Assignment 1: warm-up

The goal of this assignment is to learn/review python and ipynb. Python is a popular programming language, and also interfaced for several machine learning libraries, such as scikit-learn, Theano, and TensorFlow. Ipynb is a digital notebook format that allows flexible incorporation of a variety of information, such as code (e.g. python), data, text (e.g. markdown, html, and Latex), images (common raster/vector graphics formats such as jpg and svg), and video (e.g. youtube). We can also run code and experiments directly inside ipynbs. Thus, we will use ipynb for all assignments in this class.

Sorting

As a starting exercise, let's try to implement a sorting function via python. The input to the function is a python array consisting of an arbitrary sequence of numbers. The output is a sorted sequence with numbers ranging from small to large. The code stub, along with the test driver, are shown below.

There are various algorithms for sorting with different time complexities with respect to the array size $N$, e.g. $O(N^2)$ for bubble sort and $O(Nlog(N))$ for quick sort. You can choose any algorithm to implement, as long as it produces correct results with reasonable run-time.

Please submit a single ipynb file, consisting of python code in a code cell and descriptions (including algorithm and analysis of complexity) in a markdown cell. You can use this ipynb as a start, or create your own.

Code (20 points)

Please implement your algorithm via the function below.



In [1]:

    
# the function
def sort(values):
    # insert your code here
    return values



In [2]:

    
# test
import numpy as np

def test(values):
    sort(values)

    correct = True
    for index in range(1, len(values)):
        if(values[index-1] > values[index]):
            correct = False
        
    print('Correct? ' + str(correct))



In [3]:

    
# different random seed
np.random.seed()

# the TA will vary the input array size and content during testing
N = 10
values = np.random.random([N])

test(values)









    



Correct? False

Line fitting

Given a set of data points $\left(\mathbf{X}, \mathbf{Y}\right)$, fit a model curve to describe their relationship.

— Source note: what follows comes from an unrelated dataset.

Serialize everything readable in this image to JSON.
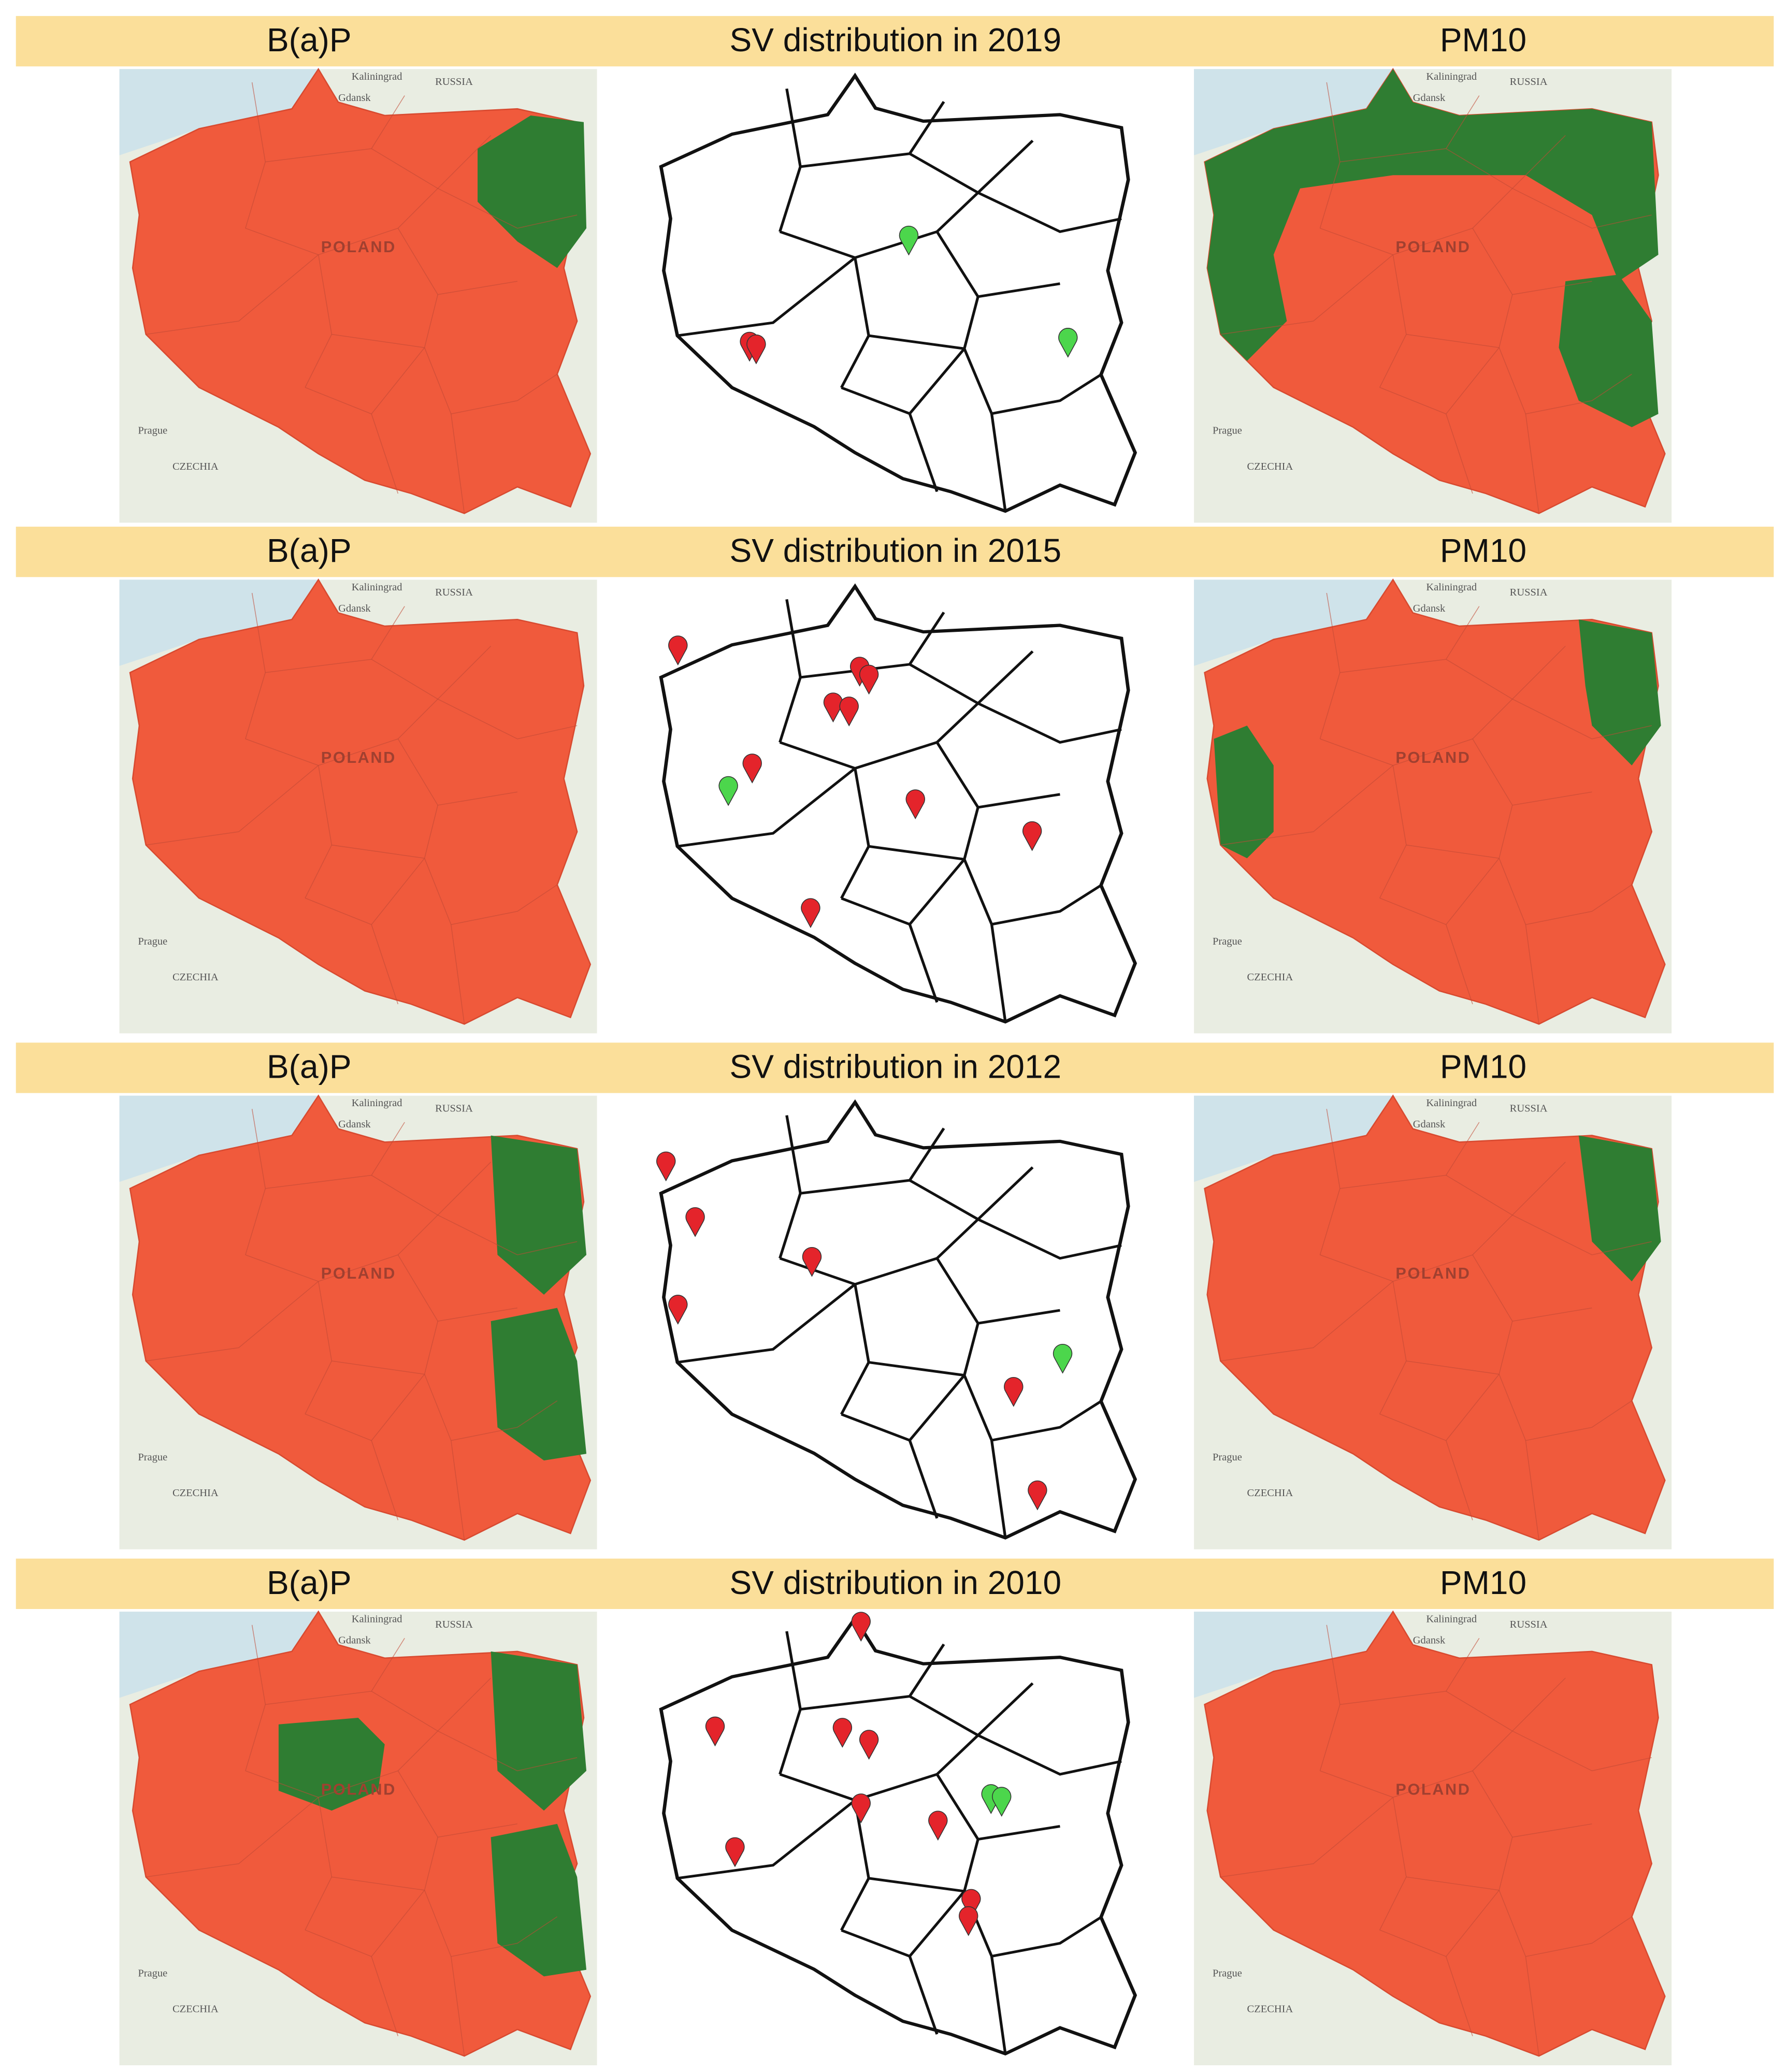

This is actually a regression problem, but we have all seen this in prior math/coding classes to serve as a good example for machine learning.

Recall $\mathbf{Y} = f(\mathbf{X}, \Theta)$ is our model.

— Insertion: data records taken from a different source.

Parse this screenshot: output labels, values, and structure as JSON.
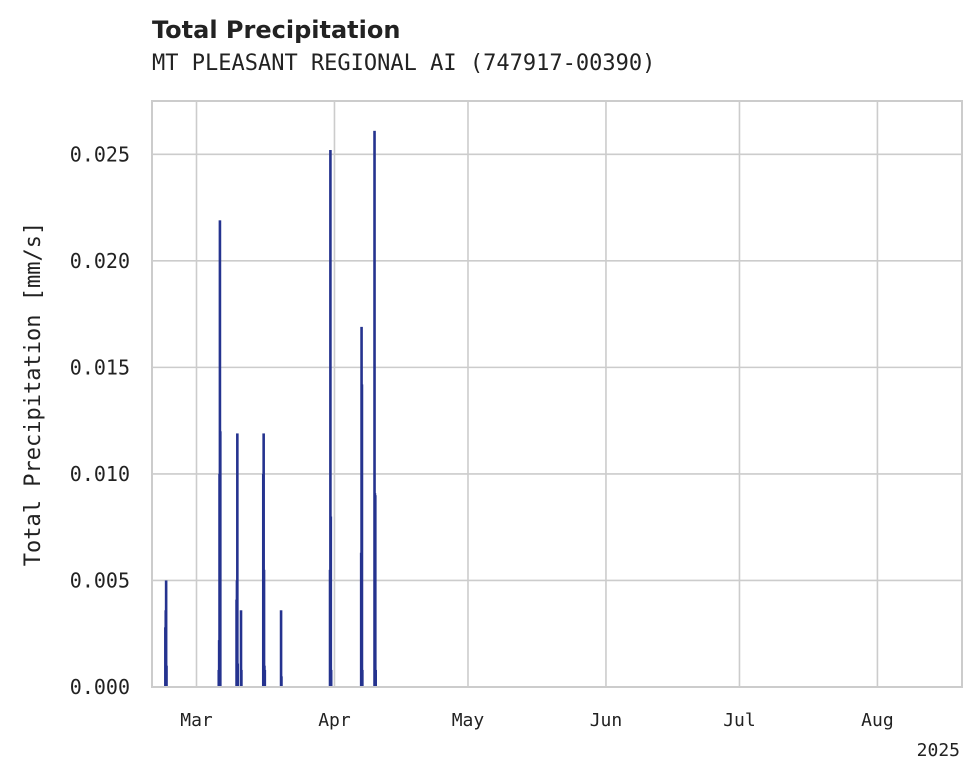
{
  "chart_data": {
    "type": "bar",
    "title": "Total Precipitation",
    "subtitle": "MT PLEASANT REGIONAL AI (747917-00390)",
    "ylabel": "Total Precipitation [mm/s]",
    "xlabel": "",
    "x_offset_label": "2025",
    "ylim": [
      0,
      0.0275
    ],
    "xlim": [
      "2025-02-19",
      "2025-08-20"
    ],
    "yticks": [
      "0.000",
      "0.005",
      "0.010",
      "0.015",
      "0.020",
      "0.025"
    ],
    "ytick_values": [
      0,
      0.005,
      0.01,
      0.015,
      0.02,
      0.025
    ],
    "xticks": [
      {
        "label": "Mar",
        "date": "2025-03-01"
      },
      {
        "label": "Apr",
        "date": "2025-04-01"
      },
      {
        "label": "May",
        "date": "2025-05-01"
      },
      {
        "label": "Jun",
        "date": "2025-06-01"
      },
      {
        "label": "Jul",
        "date": "2025-07-01"
      },
      {
        "label": "Aug",
        "date": "2025-08-01"
      }
    ],
    "grid": true,
    "bar_color": "#25338f",
    "x": [
      "2025-02-22",
      "2025-02-22",
      "2025-02-22",
      "2025-02-22",
      "2025-03-06",
      "2025-03-06",
      "2025-03-06",
      "2025-03-06",
      "2025-03-06",
      "2025-03-10",
      "2025-03-10",
      "2025-03-10",
      "2025-03-10",
      "2025-03-11",
      "2025-03-11",
      "2025-03-16",
      "2025-03-16",
      "2025-03-16",
      "2025-03-16",
      "2025-03-16",
      "2025-03-20",
      "2025-03-20",
      "2025-03-31",
      "2025-03-31",
      "2025-03-31",
      "2025-03-31",
      "2025-04-07",
      "2025-04-07",
      "2025-04-07",
      "2025-04-07",
      "2025-04-10",
      "2025-04-10",
      "2025-04-10",
      "2025-04-10"
    ],
    "values": [
      0.0028,
      0.0036,
      0.005,
      0.001,
      0.0008,
      0.0022,
      0.01,
      0.0219,
      0.012,
      0.0041,
      0.005,
      0.0119,
      0.0011,
      0.0036,
      0.0008,
      0.01,
      0.0119,
      0.0055,
      0.001,
      0.0008,
      0.0036,
      0.0005,
      0.0055,
      0.0252,
      0.008,
      0.0008,
      0.0063,
      0.0169,
      0.0142,
      0.0008,
      0.0261,
      0.0091,
      0.009,
      0.0008
    ]
  }
}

For 2D linear curve fitting, the model is a straight line: $y = w_1 x + w_0$, so the parameters $\Theta = \{w_0, w_1\}$.

The loss function is $L\left(\mathbf{X}, \mathbf{T}, \mathbf{Y}\right) = \sum_i \left( T^{(i)} - Y^{(i)}\right)^2 = \sum_i \left( T^{(i)} - w_1 X^{(i)} - w_0 \right)^2$.
($\mathbf{X}$ is a matrix/tensor, and each data sample is a row. We denote the ith sample/row as $\mathbf{X}^{(i)}$.)

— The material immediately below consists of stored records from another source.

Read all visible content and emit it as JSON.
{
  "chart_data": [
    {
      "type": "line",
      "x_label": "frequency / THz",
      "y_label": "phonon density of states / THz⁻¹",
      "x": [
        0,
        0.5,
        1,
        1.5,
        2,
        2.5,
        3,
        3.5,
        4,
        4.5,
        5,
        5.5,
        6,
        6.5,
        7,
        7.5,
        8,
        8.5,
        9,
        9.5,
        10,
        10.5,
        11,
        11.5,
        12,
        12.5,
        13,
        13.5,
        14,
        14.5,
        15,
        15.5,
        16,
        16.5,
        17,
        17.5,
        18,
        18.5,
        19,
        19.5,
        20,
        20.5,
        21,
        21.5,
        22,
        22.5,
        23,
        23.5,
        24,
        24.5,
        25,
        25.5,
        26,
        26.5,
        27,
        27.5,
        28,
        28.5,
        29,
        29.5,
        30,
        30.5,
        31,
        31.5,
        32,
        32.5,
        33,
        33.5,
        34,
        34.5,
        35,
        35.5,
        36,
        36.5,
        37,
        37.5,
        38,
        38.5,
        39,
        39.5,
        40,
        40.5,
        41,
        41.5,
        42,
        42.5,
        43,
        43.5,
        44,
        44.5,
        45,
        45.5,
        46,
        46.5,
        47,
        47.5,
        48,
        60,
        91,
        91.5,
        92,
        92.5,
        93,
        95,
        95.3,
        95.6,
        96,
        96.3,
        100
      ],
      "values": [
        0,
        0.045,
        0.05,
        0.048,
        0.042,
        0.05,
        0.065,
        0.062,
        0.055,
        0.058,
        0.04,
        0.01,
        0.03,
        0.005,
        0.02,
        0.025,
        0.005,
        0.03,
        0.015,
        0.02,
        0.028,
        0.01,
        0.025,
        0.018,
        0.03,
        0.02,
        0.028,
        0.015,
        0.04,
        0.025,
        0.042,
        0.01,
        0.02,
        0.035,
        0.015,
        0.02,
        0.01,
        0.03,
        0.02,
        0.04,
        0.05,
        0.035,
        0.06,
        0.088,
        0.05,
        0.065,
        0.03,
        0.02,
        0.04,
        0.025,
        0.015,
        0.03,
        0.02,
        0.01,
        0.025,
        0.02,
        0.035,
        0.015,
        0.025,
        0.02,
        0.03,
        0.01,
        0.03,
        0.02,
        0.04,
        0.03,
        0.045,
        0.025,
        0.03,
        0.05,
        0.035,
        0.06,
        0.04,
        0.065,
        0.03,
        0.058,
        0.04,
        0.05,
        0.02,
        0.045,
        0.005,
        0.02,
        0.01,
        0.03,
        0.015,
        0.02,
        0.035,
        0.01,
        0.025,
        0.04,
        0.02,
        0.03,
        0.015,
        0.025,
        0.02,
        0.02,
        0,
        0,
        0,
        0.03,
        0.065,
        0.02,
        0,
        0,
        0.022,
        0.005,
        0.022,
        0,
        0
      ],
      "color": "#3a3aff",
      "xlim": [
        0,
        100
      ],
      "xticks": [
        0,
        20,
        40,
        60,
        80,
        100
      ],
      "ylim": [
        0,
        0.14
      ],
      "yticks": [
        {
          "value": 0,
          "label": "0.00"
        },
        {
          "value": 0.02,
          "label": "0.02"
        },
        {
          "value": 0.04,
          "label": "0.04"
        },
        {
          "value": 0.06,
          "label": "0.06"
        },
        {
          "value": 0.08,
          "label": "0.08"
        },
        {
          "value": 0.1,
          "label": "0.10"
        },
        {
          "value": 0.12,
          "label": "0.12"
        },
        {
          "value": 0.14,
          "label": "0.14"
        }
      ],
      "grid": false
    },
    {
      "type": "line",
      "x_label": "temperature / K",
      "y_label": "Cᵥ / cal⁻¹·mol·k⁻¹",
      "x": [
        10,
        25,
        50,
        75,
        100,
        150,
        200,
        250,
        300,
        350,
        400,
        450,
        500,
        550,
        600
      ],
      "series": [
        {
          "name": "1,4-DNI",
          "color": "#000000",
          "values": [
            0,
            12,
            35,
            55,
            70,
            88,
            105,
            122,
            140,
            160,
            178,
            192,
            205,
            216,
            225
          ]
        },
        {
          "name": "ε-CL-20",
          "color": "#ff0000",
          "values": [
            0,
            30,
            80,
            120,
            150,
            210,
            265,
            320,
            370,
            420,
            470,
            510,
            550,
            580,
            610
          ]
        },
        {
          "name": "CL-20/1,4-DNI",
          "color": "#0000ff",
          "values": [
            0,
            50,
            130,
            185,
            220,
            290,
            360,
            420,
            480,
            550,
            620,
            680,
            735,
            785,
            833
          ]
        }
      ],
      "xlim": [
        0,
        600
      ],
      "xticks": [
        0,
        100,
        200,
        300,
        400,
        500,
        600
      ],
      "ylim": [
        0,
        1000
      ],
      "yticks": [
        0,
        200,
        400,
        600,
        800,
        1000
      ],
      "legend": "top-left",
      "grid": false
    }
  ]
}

For this simple example we don't care about regularization, thus $P(\Theta) = 0$.

The goal is to optimize $\Theta = \{w_0, w_1 \}$ with given $\left(\mathbf{X}, \mathbf{Y}\right)$ to minimize $L$. For simple cases like this, we can directly optimize via calculus: $$ \begin{align} \frac{\partial L}{\partial w_0} & = 0 \\ \frac{\partial L}{\partial w_1} & = 0 \end{align} $$

Math (30 points)

Write down explicit formulas for $w_0$ and $w_1$ in terms of $\mathbf{X}$ and $\mathbf{T}$.

Code (50 points)

Implement your math above in the code below.



In [4]:

    
# line model
import numpy as np

class Line(object):
    def __init__(self, w0, w1):
        self.w0 = w0
        self.w1 = w1
        
    def predict(self, x, noise=0):
        return (x*self.w1 + self.w0 + noise*np.random.normal())

    # Input: data, a 2D array with each (x, t) pair on a row
    # Return: w0 and w1, the intercept and slope of the fitted line
    def learn(self, data):
        # replace the default code below which simply does random computation 
        # with your math equations derived above
        w0 = np.asscalar(np.random.random(1))*2-1
        w1 = np.asscalar(np.random.random(1))*2-1
    
        return w0, w1



In [5]:

    
# test
np.random.seed()

w0 = np.asscalar(np.random.random(1))*2-1
w1 = np.asscalar(np.random.random(1))*2-1

line = Line(w0, w1)

N = 20
noise = 0.05
X = np.random.random([N])
T = []
for x in X:
    T.append(np.sum(line.predict(x, noise)))
T = np.array(T)    

#data = np.vstack((X, T)).transpose()
data = np.array([X, T]).transpose()

w0_fit, w1_fit = line.learn(data)

line_fit = Line(w0_fit, w1_fit)

print('truth:   ' + str(w0) + ' ' + str(w1))
print('predict: ' + str(w0_fit) + ' ' + str(w1_fit))









    



truth:   0.3125292670611821 0.47730830112548217
predict: -0.45156965073023114 0.6629669020357796



In [6]:

    
# plot
%matplotlib inline
import matplotlib.pyplot as plt

plt.scatter(data[:, 0], data[:, 1], color='black', marker='o')

X_endpoints = [0, 1]
Y_truth, Y_fit = [], []
for x in X_endpoints:
    Y_truth.append(line.predict(x))
    Y_fit.append(line_fit.predict(x))
    
plt.plot(X_endpoints, Y_truth, color='blue', label='truth')
plt.plot(X_endpoints, Y_fit, color='red', label='predict')

plt.legend(loc='best')
plt.tight_layout()
plt.show()